Cappato in Cittadella: «Negare la cannabis terapeutica è violenza istituzionale»

«Filippo malato di fibromialgia rischia il carcere perché si è procurato da solo la medicina non concessa dalla sanità regionale»

Pubblicato il: 30/07/2021 – 13:29
Cappato in Cittadella: «Negare la cannabis terapeutica è violenza istituzionale»

CATANZARO Marco Cappato, leader dell’Associazione Luca Cosioni, si è presentato questa mattina davanti al Consiglio Regionale della Calabria per sostenere l’appello lanciato dal paziente Cristian Filippo tramite la campagna Meglio Legale: «L’impossibilità di accedere liberamente e gratuitamente alla cannabis terapeutica è una violenza istituzionale» ha detto Cappato.

Il caso di Cristian Filippo

«Cristian Filippo, ventiquattrenne di Paola, piccolo comune della provincia di Cosenza, è affetto da Fibromialgia, patologia che provoca dolori lancinanti. In regolare possesso di una prescrizione medica – spiega Cappato – Filippo si è visto negare dalla Sanità regionale la sua medicina poiché non prevista dal Sistema locale. Il giovane ha quindi deciso di coltivare due piante in casa: una scelta obbligata, spinta anche dalla volontà di non rivolgersi al mercato nero, che lo porta oggi a rischiare fino a sei anni di carcere. 

«Alla Calabria manca il decreto che prevede questo tipo di terapia»

«Legale da quattordici anni, la cannabis terapeutica è riconosciuta a livello internazionale per la sua efficacia su molte patologie, tante delle quali riguardanti i sintomi del dolore cronico.

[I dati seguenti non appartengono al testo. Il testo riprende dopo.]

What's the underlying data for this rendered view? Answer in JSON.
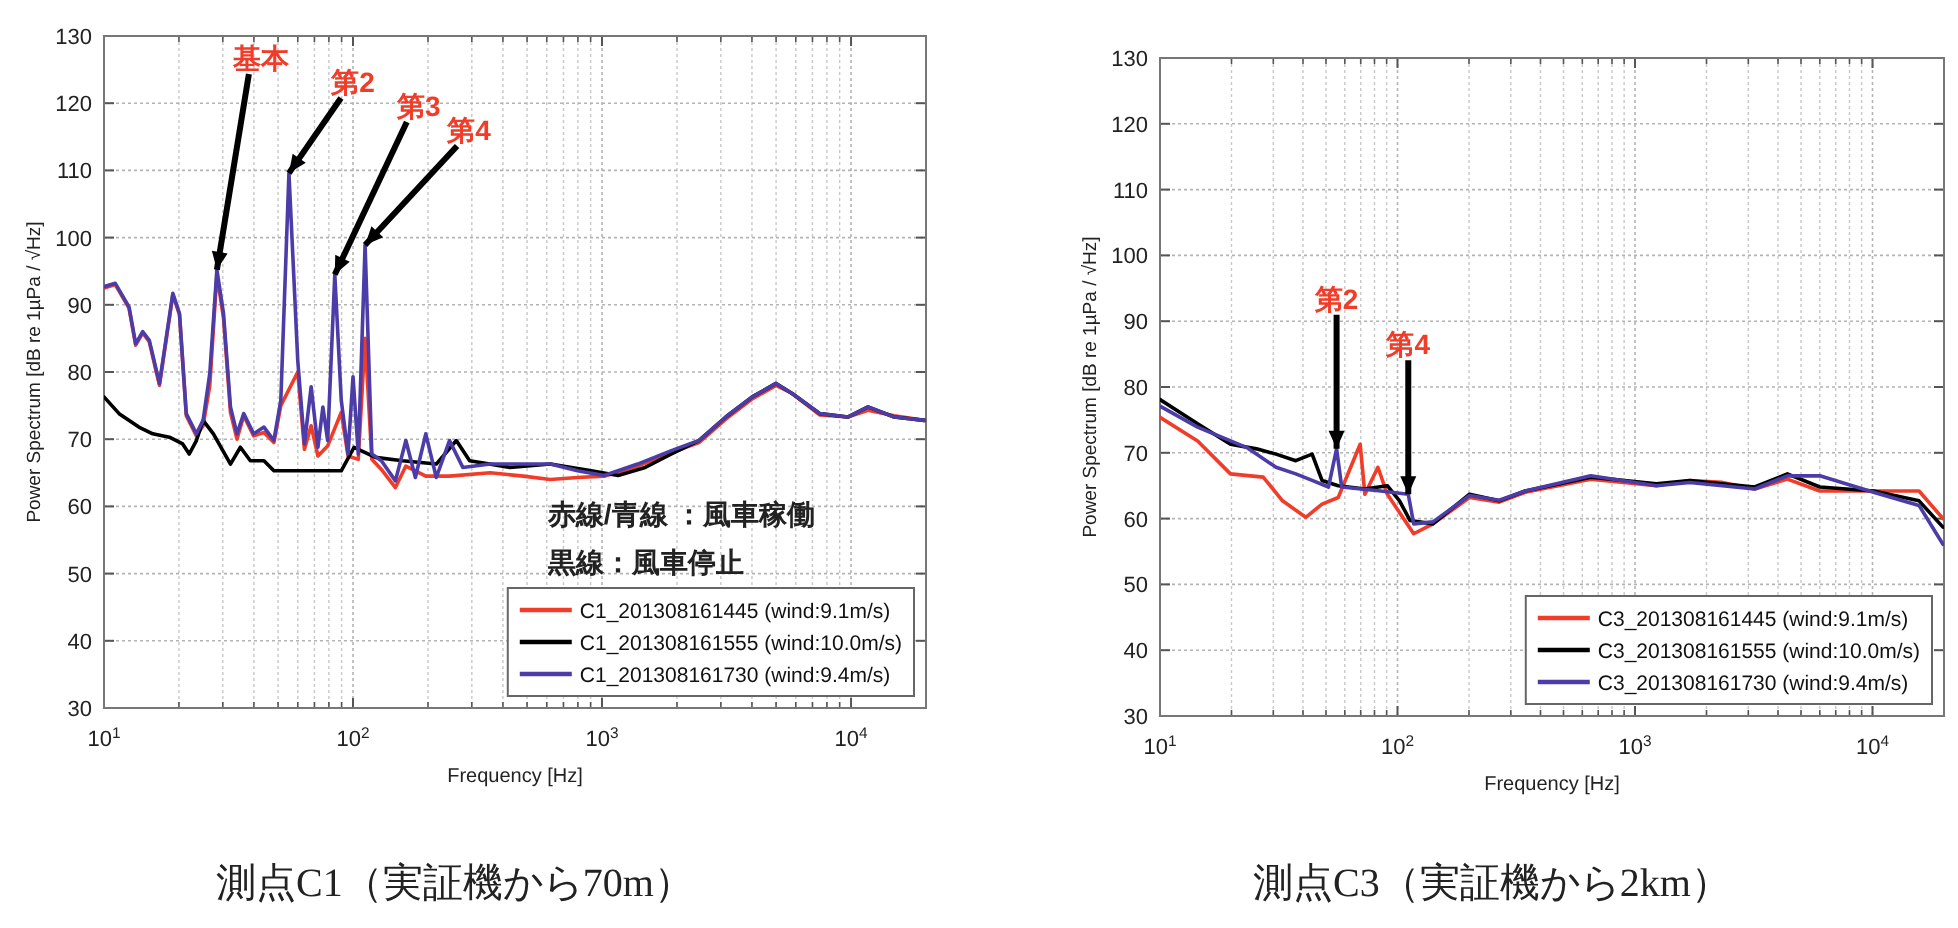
{
  "chart_data": [
    {
      "type": "line",
      "xlabel": "Frequency [Hz]",
      "ylabel": "Power Spectrum [dB re 1µPa / √Hz]",
      "log": "x",
      "grid": true,
      "legend": "bottom right",
      "xlim": [
        10,
        20000
      ],
      "ylim": [
        30,
        130
      ],
      "xticks": [
        {
          "value": 10,
          "label": "10$^{1}$"
        },
        {
          "value": 100,
          "label": "10$^{2}$"
        },
        {
          "value": 1000,
          "label": "10$^{3}$"
        },
        {
          "value": 10000,
          "label": "10$^{4}$"
        }
      ],
      "yticks": [
        30,
        40,
        50,
        60,
        70,
        80,
        90,
        100,
        110,
        120,
        130
      ],
      "series": [
        {
          "name": "C1_201308161445 (wind:9.1m/s)",
          "color": "#f03c28",
          "x": [
            10,
            11.1,
            12.6,
            13.4,
            14.3,
            15.2,
            16.7,
            18.9,
            20.1,
            21.4,
            23.5,
            25,
            26.6,
            28.4,
            30.2,
            32.2,
            34.2,
            36.4,
            39.9,
            43.9,
            48.1,
            51.3,
            60,
            63.8,
            67.9,
            72.3,
            79.1,
            89.7,
            95.5,
            105,
            111.8,
            119,
            130,
            148,
            163,
            196,
            244,
            356,
            483,
            620,
            797,
            1020,
            1390,
            1900,
            2450,
            3140,
            4010,
            5000,
            5800,
            7500,
            9700,
            11700,
            14900,
            19700
          ],
          "values": [
            92.5,
            93,
            89.5,
            84,
            85.8,
            84.5,
            78,
            91.5,
            88.5,
            73.5,
            70.5,
            72,
            78,
            94.5,
            88,
            74,
            70,
            73.5,
            70.5,
            71,
            69.5,
            75,
            80,
            68.5,
            72,
            67.5,
            69,
            74,
            67.5,
            67,
            85,
            67,
            65.5,
            62.8,
            66,
            64.5,
            64.5,
            65,
            64.5,
            64,
            64.3,
            64.5,
            66,
            68,
            69.5,
            73,
            76,
            78,
            76.8,
            73.6,
            73.3,
            74.3,
            73.5,
            72.8
          ]
        },
        {
          "name": "C1_201308161555 (wind:10.0m/s)",
          "color": "#000000",
          "x": [
            10,
            11.5,
            13.8,
            15.7,
            18.3,
            20.7,
            22,
            23.5,
            25,
            27.5,
            32.2,
            35.3,
            38.7,
            43.9,
            48.1,
            58,
            74.5,
            89.7,
            101,
            123,
            158,
            216,
            260,
            294,
            427,
            620,
            906,
            1160,
            1490,
            1900,
            2450,
            3140,
            4010,
            5000,
            5800,
            7500,
            9700,
            11700,
            14900,
            19700
          ],
          "values": [
            76.3,
            73.8,
            71.8,
            70.8,
            70.3,
            69.3,
            67.8,
            69.8,
            72.8,
            70.8,
            66.3,
            68.8,
            66.8,
            66.8,
            65.3,
            65.3,
            65.3,
            65.3,
            68.8,
            67.3,
            66.8,
            66.3,
            69.8,
            66.8,
            65.8,
            66.3,
            65.3,
            64.6,
            65.8,
            67.8,
            69.8,
            73.3,
            76.3,
            78.3,
            76.8,
            73.8,
            73.3,
            74.8,
            73.3,
            72.8
          ]
        },
        {
          "name": "C1_201308161730 (wind:9.4m/s)",
          "color": "#4b3ca8",
          "x": [
            10,
            11.1,
            12.6,
            13.4,
            14.3,
            15.2,
            16.7,
            18.9,
            20.1,
            21.4,
            23.5,
            25,
            26.6,
            28.4,
            30.2,
            32.2,
            34.2,
            36.4,
            39.9,
            43.9,
            48.1,
            51.3,
            55.3,
            60,
            63.8,
            67.9,
            72.3,
            75.7,
            79.1,
            84.5,
            89.7,
            95.5,
            100,
            105,
            111.8,
            119,
            130,
            148,
            163,
            178,
            196,
            216,
            244,
            276,
            356,
            483,
            620,
            797,
            1020,
            1390,
            1900,
            2450,
            3140,
            4010,
            5000,
            5800,
            7500,
            9700,
            11700,
            14900,
            19700
          ],
          "values": [
            92.7,
            93.2,
            89.7,
            84.2,
            86,
            84.7,
            78.3,
            91.7,
            88.7,
            73.8,
            70.8,
            72.8,
            79.8,
            95.2,
            88.7,
            74.8,
            70.8,
            73.8,
            70.8,
            71.8,
            69.8,
            75.8,
            109.6,
            81.7,
            69.3,
            77.8,
            68.8,
            74.8,
            69.8,
            94.5,
            75.8,
            67.8,
            79.3,
            67.8,
            98.9,
            67.8,
            66.8,
            63.8,
            69.8,
            64.3,
            70.8,
            64.3,
            69.8,
            65.8,
            66.3,
            66.3,
            66.3,
            65.3,
            64.6,
            66.3,
            68.3,
            69.8,
            73.3,
            76.3,
            78.3,
            76.8,
            73.8,
            73.3,
            74.8,
            73.3,
            72.8
          ]
        }
      ],
      "annotations": [
        {
          "text": "基本",
          "x": 28.4,
          "y": 95.2
        },
        {
          "text": "第2",
          "x": 55.3,
          "y": 109.6
        },
        {
          "text": "第3",
          "x": 84.5,
          "y": 94.5
        },
        {
          "text": "第4",
          "x": 111.8,
          "y": 98.9
        },
        "赤線/青線 ：風車稼働",
        "黒線：風車停止",
        "測点C1（実証機から70m）"
      ]
    },
    {
      "type": "line",
      "xlabel": "Frequency [Hz]",
      "ylabel": "Power Spectrum [dB re 1µPa / √Hz]",
      "log": "x",
      "grid": true,
      "legend": "bottom right",
      "xlim": [
        10,
        20000
      ],
      "ylim": [
        30,
        130
      ],
      "xticks": [
        {
          "value": 10,
          "label": "10$^{1}$"
        },
        {
          "value": 100,
          "label": "10$^{2}$"
        },
        {
          "value": 1000,
          "label": "10$^{3}$"
        },
        {
          "value": 10000,
          "label": "10$^{4}$"
        }
      ],
      "yticks": [
        30,
        40,
        50,
        60,
        70,
        80,
        90,
        100,
        110,
        120,
        130
      ],
      "series": [
        {
          "name": "C3_201308161445 (wind:9.1m/s)",
          "color": "#f03c28",
          "x": [
            10,
            14.4,
            19.8,
            27.2,
            32.8,
            41.1,
            48.1,
            56.3,
            69.6,
            72.9,
            82.7,
            90.6,
            117,
            141,
            201,
            268,
            345,
            651,
            1230,
            1700,
            2330,
            3190,
            4380,
            6000,
            10100,
            15700,
            19800
          ],
          "values": [
            75.4,
            71.8,
            66.8,
            66.3,
            62.7,
            60.2,
            62.2,
            63.2,
            71.3,
            63.7,
            67.8,
            63.7,
            57.7,
            59.2,
            63.2,
            62.5,
            64,
            66,
            65,
            65.8,
            65.5,
            64.5,
            66,
            64.2,
            64.2,
            64.2,
            60
          ]
        },
        {
          "name": "C3_201308161555 (wind:10.0m/s)",
          "color": "#000000",
          "x": [
            10,
            14.4,
            19.8,
            25.5,
            30.8,
            37.3,
            43.7,
            48.1,
            56.3,
            72.9,
            90.6,
            102,
            113,
            141,
            201,
            268,
            345,
            651,
            1230,
            1700,
            2330,
            3190,
            4380,
            6000,
            10100,
            15700,
            19800
          ],
          "values": [
            78.1,
            74.4,
            71.3,
            70.6,
            69.8,
            68.8,
            69.8,
            65.8,
            65,
            64.5,
            65,
            62.7,
            59.7,
            59.2,
            63.7,
            62.7,
            64.2,
            66.3,
            65.3,
            65.8,
            65.3,
            64.8,
            66.8,
            64.8,
            64.2,
            62.7,
            58.7
          ]
        },
        {
          "name": "C3_201308161730 (wind:9.4m/s)",
          "color": "#4b3ca8",
          "x": [
            10,
            14.4,
            23.2,
            30.8,
            37.3,
            43.7,
            51.2,
            55.4,
            58.2,
            85,
            111,
            117,
            141,
            201,
            268,
            345,
            651,
            1230,
            1700,
            2330,
            3190,
            4380,
            6000,
            10100,
            15700,
            19800
          ],
          "values": [
            77.1,
            73.9,
            70.8,
            67.8,
            66.8,
            65.8,
            64.8,
            70.6,
            64.8,
            64.2,
            63.7,
            59.2,
            59.5,
            63.5,
            62.8,
            64.2,
            66.5,
            65,
            65.5,
            65,
            64.5,
            66.5,
            66.5,
            64,
            62,
            56.1
          ]
        }
      ],
      "annotations": [
        {
          "text": "第2",
          "x": 55.4,
          "y": 70.6
        },
        {
          "text": "第4",
          "x": 111,
          "y": 63.7
        },
        "測点C3（実証機から2km）"
      ]
    }
  ]
}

Tra le malattie per le quali questo tipo di terapia è particolarmente indicato c’è anche la fibromialgia, patologia dalla quale è affetto il ventiquattrenne di Paola.  Prescrivere la cannabis medica in Italia è assolutamente lecito anche se molti cittadini che ne fanno uso denunciano da tempo la difficoltà a rintracciare il farmaco in maniera continuativa e in quantitativi adeguati. Queste difficoltà si trasformano direttamente in impossibilità in tre regioni italiane: Valle d’Aosta, Molise e Calabria. Queste tre infatti, non hanno un decreto regionale per recepire le direttive del Ministero della Salute che prevedono la possibilità di curarsi con questo tipo di terapia. Quella di Filippo è solo una delle tantissime storie che quotidianamente vengono raccolte da Meglio Legale e dall’Associazione Luca Coscioni: “Seguiremo e aiuteremo le persone per liberarsi da questa violenza istituzionale” ha concluso Cappato».